Race relations worsen during Obama era

Relations between white and black Americans have worsened — arguably — during the time Barack Obama has been president of the United States.

That’s the view expressed by many in an essay written by Anita Kumur for Tribune Media Services.

http://www.msn.com/en-us/news/politics/race-relations-arguably-worse-in-age-of-obama/ar-BBgFqdF

We’re more polarized. Blacks are more distrustful of white authority figures.

Obama’s election in 2008 has resulted in deeper fissures between the races. “We are more racially fractured and fragmented,” said James Peterson, director of Africana Studies at Lehigh University in Pennsylvania. “It has exposed more wounds than it has healed,” he said of Obama’s election. “It has exposed how racist our society still is.”

So, who’s to blame for that? Is it the president? His family? His closest advisers?

Or is it many of the rest of us — some of whom just cannot stand the idea of this nation being led and governed by an African-American president?

Barack Obama’s election in 2008 was supposed to signal the transition into a post-racial society. It hasn’t happened. There have been some terribly personal and inappropriate things said to and about the president and his family since they moved into the White House. The president has received more threats against his life than any of his predecessors.

Indeed, the Tribune essay suggests a deepening divide. “The number of people who think blacks and whites do not get along has increased throughout Obama’s presidency, from 19 percent in late 2009 to 28 percent in 2014, according to polls conducted by the Pew Research Center and USA Today,” the essay notes.

This is an uncomfortable subject to address. The president’s harshest critics insist with great passion that their opposition to his policies has nothing to do with race. Many of the president’s supporters counter that the level of disdain and the volume of the criticism suggests something more visceral is at work here.

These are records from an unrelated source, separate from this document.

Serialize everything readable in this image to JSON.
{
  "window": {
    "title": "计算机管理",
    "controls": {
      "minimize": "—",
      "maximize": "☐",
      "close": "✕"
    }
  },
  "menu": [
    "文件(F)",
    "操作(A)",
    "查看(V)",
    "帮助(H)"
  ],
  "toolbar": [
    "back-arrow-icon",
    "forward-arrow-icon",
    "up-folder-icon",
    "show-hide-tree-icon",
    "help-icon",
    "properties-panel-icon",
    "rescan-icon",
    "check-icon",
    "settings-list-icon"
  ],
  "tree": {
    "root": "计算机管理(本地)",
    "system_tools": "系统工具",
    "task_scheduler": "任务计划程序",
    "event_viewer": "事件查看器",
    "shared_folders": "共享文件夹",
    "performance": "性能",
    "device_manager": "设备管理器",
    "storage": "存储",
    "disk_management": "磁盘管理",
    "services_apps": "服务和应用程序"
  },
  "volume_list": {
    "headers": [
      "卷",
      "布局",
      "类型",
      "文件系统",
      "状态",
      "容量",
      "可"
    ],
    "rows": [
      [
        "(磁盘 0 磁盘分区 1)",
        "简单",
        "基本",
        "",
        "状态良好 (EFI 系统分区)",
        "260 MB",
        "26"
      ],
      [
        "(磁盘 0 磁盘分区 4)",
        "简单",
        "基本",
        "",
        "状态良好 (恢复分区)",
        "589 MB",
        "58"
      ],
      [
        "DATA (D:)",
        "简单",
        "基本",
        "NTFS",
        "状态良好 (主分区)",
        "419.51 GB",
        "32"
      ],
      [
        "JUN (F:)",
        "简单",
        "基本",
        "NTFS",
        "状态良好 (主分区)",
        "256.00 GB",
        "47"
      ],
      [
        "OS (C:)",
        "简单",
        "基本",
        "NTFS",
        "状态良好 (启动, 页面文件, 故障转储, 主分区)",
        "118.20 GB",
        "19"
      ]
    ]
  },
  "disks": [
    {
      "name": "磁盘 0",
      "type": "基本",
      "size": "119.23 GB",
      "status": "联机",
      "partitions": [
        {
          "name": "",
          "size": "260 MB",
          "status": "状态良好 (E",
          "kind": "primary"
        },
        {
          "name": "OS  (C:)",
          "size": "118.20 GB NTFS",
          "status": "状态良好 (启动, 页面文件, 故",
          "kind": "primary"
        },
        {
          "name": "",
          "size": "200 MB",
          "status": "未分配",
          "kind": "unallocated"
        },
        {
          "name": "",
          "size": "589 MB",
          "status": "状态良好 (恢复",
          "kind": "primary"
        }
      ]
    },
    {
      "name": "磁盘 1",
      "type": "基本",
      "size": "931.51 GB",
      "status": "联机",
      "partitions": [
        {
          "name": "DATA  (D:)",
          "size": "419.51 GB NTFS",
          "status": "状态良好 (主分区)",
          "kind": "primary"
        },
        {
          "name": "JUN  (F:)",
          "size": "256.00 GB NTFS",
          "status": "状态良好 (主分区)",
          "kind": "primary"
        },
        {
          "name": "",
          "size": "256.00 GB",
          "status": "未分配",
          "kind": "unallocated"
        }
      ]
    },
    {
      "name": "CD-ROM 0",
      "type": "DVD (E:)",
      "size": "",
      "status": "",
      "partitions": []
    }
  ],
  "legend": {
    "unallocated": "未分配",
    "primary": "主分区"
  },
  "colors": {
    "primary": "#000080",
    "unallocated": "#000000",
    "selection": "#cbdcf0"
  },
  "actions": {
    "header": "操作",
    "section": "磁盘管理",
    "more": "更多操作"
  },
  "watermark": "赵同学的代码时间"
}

Personally, I’ve always been dubious of those who start their criticism of Obama by saying, “I am not a racist, but … ” I’ve lost count of the times I’ve heard that qualifier since the man’s election in 2008.

I wish it were different. I wish we could get past race. I wish with all my energy that we really could just look at each other without regard to the color of their skin.

It hasn’t happened — yet.

The president, however, doesn’t deserve blame for this sad reality.

4 thoughts on “Race relations worsen during Obama era”

  1. It’s pretty simple, John. If the criticism of Obama has nothing to do with race, it probably has nothing to do with race. That they have to say it had nothing to do with race is probably because you’ve been race-baiting again and making assumptions about people’s motives. Maybe that’s why people tell you they don’t bother reading your column, they don’t like being called racists because of opinions that have nothing to do with the race of the president.

  2. I wonder where Mr. Ryan spends most of his time. I don’t write a blog and I don’t get the experience of people qualifying their intent concerning criticism of the President. I myself, functioning as a fly on the wall, cannot count the times I have heard people refer to the Commander-in-Chief as “that nigger in the White House.” Since I don’t write a blog, they automatically assume that, as a native born Texan, I would share the same level of ignorance that they possess and that there is no reason to conceal their true feelings. I am curious to know if Mr. Ryan’s friends consider themselves to have been “race-baited” when they make the statements I know they make when surrounded by other like minded individuals. Just curious.